Compared to the healthy group, the disease group was significantly shorter in height and had higher values in weight, BMI, waist circumference, and TBWFFMR in both sexes. Additionally, the disease group exhibited lower cognitive function scores across five SNSB domains compared to the healthy group.
Given that there are differences in body composition and aging processes between women and men (Bredella 2017; Crimmins et al. 2019), all subsequent analyses will be sex stratified. This helps in comprehending the variability that are sex-specific to BAs and the health outcomes in this population.
Aging markers selection
The statistical descriptions and correlations coefficients with its 95% confidence interval (95% CI) between CA and blood pressure variables, BIA measures, and SNSB five domain scores are illustrated in Fig. 1 in descending order.

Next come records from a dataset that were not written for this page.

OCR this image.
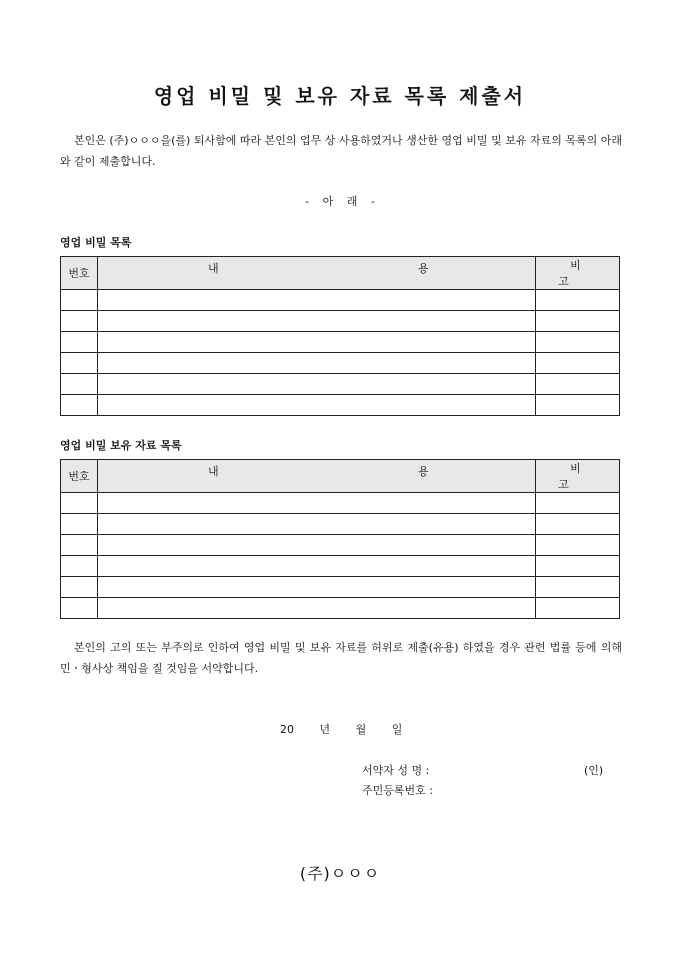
영업 비밀 및 보유 자료 목록 제출서
본인은 (주)ㅇㅇㅇ을(를) 퇴사함에 따라 본인의 업무 상 사용하였거나 생산한 영업 비밀 및 보유 자료의 목록의 아래와 같이 제출합니다.
- 아 래 -
영업 비밀 목록
번호	내 용	비고

영업 비밀 보유 자료 목록
번호	내 용	비고

본인의 고의 또는 부주의로 인하여 영업 비밀 및 보유 자료를 허위로 제출(유용) 하였을 경우 관련 법률 등에 의해 민ㆍ형사상 책임을 질 것임을 서약합니다.
20 년 월 일
서약자 성 명 :	(인)
주민등록번호 :
(주)ㅇㅇㅇ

Significant correlations were observed between CA and several markers, including the five SNSB cognitive domains, height, TBWFFMR, reactance-upper, reactance-lower, phase angle-upper, as well as systolic blood pressure, waist circumference in women, and arm circumference in men. Notably, the frontal executive domain score and reactance-lower exhibited the strongest correlations with CA, with coefficients (95% CI) of − 0.48 (− 0.59, − 0.35) and − 0.47 (− 0.59, − 0.34) in women, and − 0.54 (− 0.65, − 0.41) and − 0.52 (− 0.63, − 0.39) in men, respectively. TBWFFMR also modestly positively correlated with CA in men, with coefficient (95% CI) of 0.52 (0.38, 0.63). The detailed correlations and data distributions of each significant marker with CA for women and men can be found in Supplementary Fig. S1.
Fig. 1.
Forest plots to illustrating the significant correlations between blood pressure, BIA, SNSB variables and chronological age with detailed statistics in women and men. The red box and solid red horizontal line indicate the mean correlation coefficient with the corresponding 95% confidence interval (CI) obtained from Pearson correlation method. SD—Standard deviation
Furthermore, the significant markers revealed moderate inter-correlation between several pairs, such as frontal executive and attention scores (ρ = 0.68 in women, ρ = 0.58 in men) and reactance-lower and TBWFFMR (ρ = − 0.56 in women, ρ = − 0.59 in men), as shown in the correlation matrix in Fig. 2. These findings highlight potential concerns regarding multicollinearity when incorporating these variables into linear prediction models.
Fig. 2.
Correlation matrix illustrating the relationships between the significant markers. Empty cells indicate non-significant correlations among the variables
To minimize the effects of inter-correlation, we applied penalized linear regression models to effectively select aging markers that best reflect CA. Supplementary Table S1 demonstrates the results of predicting CA using various predictor sets through a double ten-fold cross-validation approach. The LASSO model resulted in a strong correlation between predicted CA and true CA, accompanied by a relatively low mean difference and solid ICC. Therefore, the variables identified by the LASSO model were selected as potential markers for constructing BA. Noteworthy, ridge regression and elastic net were presented for sensitivity evaluation.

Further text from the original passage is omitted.